The liquidators sought a direction from the Court in Hong Kong that they be permitted (amongst other things) to distribute, on a pari passu basis:


  • the PRC Asset only to creditors who held Mainland bank accounts (i.e. a distribution that excluded creditors who did not hold Mainland bank accounts); and
  • the Company’s cash assets in Hong Kong to all creditors of the Company (i.e. a distribution to all creditors, including those who received a distribution from the PRC Asset).


The key concern for the liquidators was in relation to the seemingly unfair distribution of the PRC Asset, which excluded creditors who did not hold Mainland bank accounts.

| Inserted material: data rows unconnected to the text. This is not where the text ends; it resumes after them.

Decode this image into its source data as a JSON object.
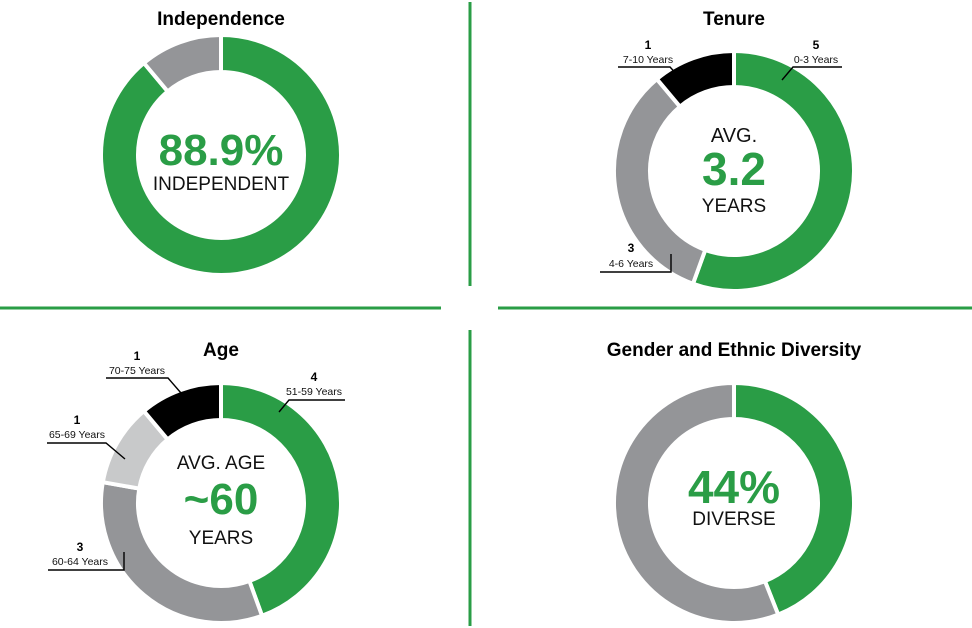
{
  "colors": {
    "green": "#2a9d46",
    "gray": "#949598",
    "light_gray": "#c8c9ca",
    "black": "#000000",
    "divider": "#2a9d46"
  },
  "chart_data": [
    {
      "type": "pie",
      "title": "Independence",
      "center_value": "88.9%",
      "center_text": "INDEPENDENT",
      "slices": [
        {
          "value": 88.9,
          "color": "#2a9d46"
        },
        {
          "value": 11.1,
          "color": "#949598"
        }
      ]
    },
    {
      "type": "pie",
      "title": "Tenure",
      "center_top": "AVG.",
      "center_value": "3.2",
      "center_text": "YEARS",
      "slices": [
        {
          "count": "5",
          "label": "0-3 Years",
          "value": 5,
          "color": "#2a9d46"
        },
        {
          "count": "3",
          "label": "4-6 Years",
          "value": 3,
          "color": "#949598"
        },
        {
          "count": "1",
          "label": "7-10 Years",
          "value": 1,
          "color": "#000000"
        }
      ]
    },
    {
      "type": "pie",
      "title": "Age",
      "center_top": "AVG. AGE",
      "center_value": "~60",
      "center_text": "YEARS",
      "slices": [
        {
          "count": "4",
          "label": "51-59 Years",
          "value": 4,
          "color": "#2a9d46"
        },
        {
          "count": "3",
          "label": "60-64 Years",
          "value": 3,
          "color": "#949598"
        },
        {
          "count": "1",
          "label": "65-69 Years",
          "value": 1,
          "color": "#c8c9ca"
        },
        {
          "count": "1",
          "label": "70-75 Years",
          "value": 1,
          "color": "#000000"
        }
      ]
    },
    {
      "type": "pie",
      "title": "Gender and Ethnic Diversity",
      "center_value": "44%",
      "center_text": "DIVERSE",
      "slices": [
        {
          "value": 44,
          "color": "#2a9d46"
        },
        {
          "value": 56,
          "color": "#949598"
        }
      ]
    }
  ]
}
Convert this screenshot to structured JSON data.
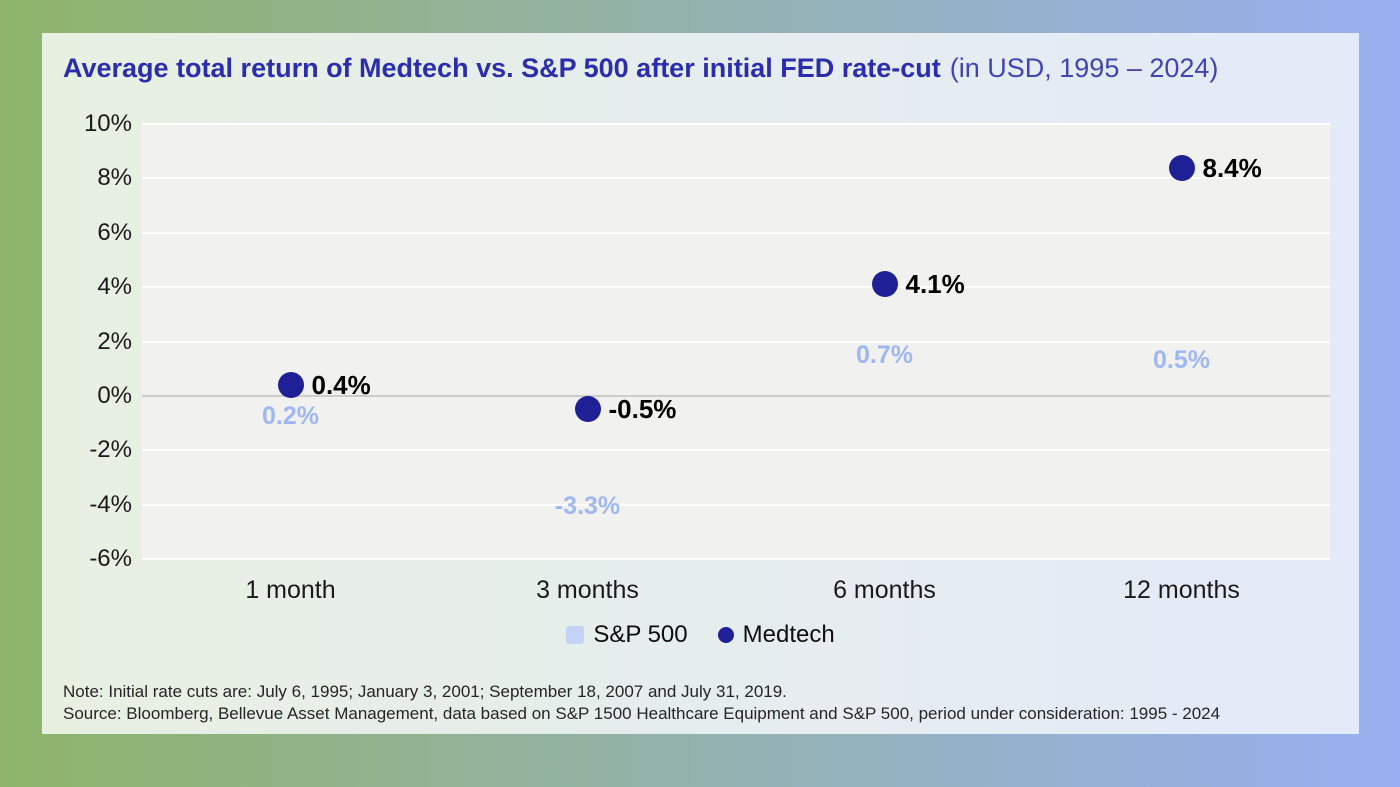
{
  "title": {
    "main": "Average total return of Medtech vs. S&P 500 after initial FED rate-cut",
    "suffix": "(in USD, 1995 – 2024)"
  },
  "chart_data": {
    "type": "bar",
    "subtype": "bar-with-dot-overlay",
    "categories": [
      "1 month",
      "3 months",
      "6 months",
      "12 months"
    ],
    "series": [
      {
        "name": "S&P 500",
        "style": "bar",
        "values": [
          0.2,
          -3.3,
          0.7,
          0.5
        ],
        "labels": [
          "0.2%",
          "-3.3%",
          "0.7%",
          "0.5%"
        ]
      },
      {
        "name": "Medtech",
        "style": "dot",
        "values": [
          0.4,
          -0.5,
          4.1,
          8.4
        ],
        "labels": [
          "0.4%",
          "-0.5%",
          "4.1%",
          "8.4%"
        ]
      }
    ],
    "ylim": [
      -6,
      10
    ],
    "ytick_step": 2,
    "ytick_labels": [
      "10%",
      "8%",
      "6%",
      "4%",
      "2%",
      "0%",
      "-2%",
      "-4%",
      "-6%"
    ],
    "grid": true,
    "legend_position": "bottom"
  },
  "footnotes": {
    "note": "Note: Initial rate cuts are: July 6, 1995; January 3, 2001; September 18, 2007 and July 31, 2019.",
    "source": "Source: Bloomberg, Bellevue Asset Management, data based on S&P 1500 Healthcare Equipment and S&P 500, period under consideration: 1995 - 2024"
  },
  "palette": {
    "page_gradient": [
      "#8fb46a",
      "#98b0f2"
    ],
    "card_gradient": [
      "#e8f0e2",
      "#e4eaf9"
    ],
    "plot_bg": "#f1f2ef",
    "grid_line": "#ffffff",
    "zero_line": "#cdcdcc",
    "title": "#2a2eae",
    "subtitle": "#4145b4",
    "bar": "#c5d2f7",
    "bar_label": "#9fb7f2",
    "dot": "#1f2096",
    "text": "#1a1a1a",
    "footnote": "#252525"
  }
}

This concern was of a very technical nature: the evidence before the Court was that all the creditors of the Company would receive an equal dividend (on a pari passu basis) because any distribution from the Hong Kong assets to creditors who received a distribution from the PRC asset would be subject to the hotchpot rule (i.e. any distribution of the Company’s assets in Hong Kong would be offset by any distribution they had received from the PRC Asset).




The Court held that the directions sought by the liquidators were consistent with principles of insolvency law in Hong Kong for the following reasons:


1. the distribution of the PRC Asset as proposed in the order would result in the liquidators remaining in charge of the whole distribution process and thus the principle of collectivity would be maintained throughout;


2. the proposed distribution respected the inherent limitations on the Company’s ability to use the PRC Asset and as such the order respected the principle that liquidation does not create new rights or obligations for the Company or its creditors; and


3. the order was consistent with the pari passu principle, as the distribution of the PRC Asset was capable of two alternative analyses, neither of which constituted a breach of the principle:


i. every creditor who held a Mainland bank account was entitled to pari passu distribution from the PRC Asset – the criterion of having a Mainland bank account was to be regarded as merely a procedural requirement which did not detract from the substance of pro rata division of the PRC Asset among all eligible creditors; or


ii. the pari passu principle applied only to assets that are available for pari passu distribution. As a matter of conflicts of law, Hong Kong insolvency law would not override the Mainland limitations attached to the PRC Asset. The pari passu principle in respect of the PRC Asset had to be qualified as the PRC Asset was essentially a flawed asset arrangement as the PRC Asset was not freely available to the liquidators.

In any event, notwithstanding that the Court found that the proposed distribution was consistent with the pari passu principle, the Court found this would be a proper case to depart from the pari passu principle, for the following reasons:


1. the pari passu principle is not inflexible and is capable of judicial departures;


2. the liquidators had no other avenue by which to distribute the PRC Asset;


3. permitting the proposed distribution of the PRC Asset would facilitate closure of the long-running liquidation and would be in the best interests of the creditors as a group; and


4. permitting the liquidators’ distributions would be consistent with:


i. the general principle that liquidation, being an administrative process, does not expand or diminish the Company’s substantive rights and obligations; and


ii. the general principle that, ultimately, insolvency is concerned with the distribution of the debtor’s uncharged assets among his unsecured creditors.




While the practical outcome of the proposed distribution of the assets of the company was that creditors ultimately received a distribution from the assets of the company on a pari passu basis (notwithstanding the issues with the PRC Asset), the effect of the judgment is that, in certain circumstances, the Court will allow for a distribution of assets which is not strictly consistent with a pari passu distribution.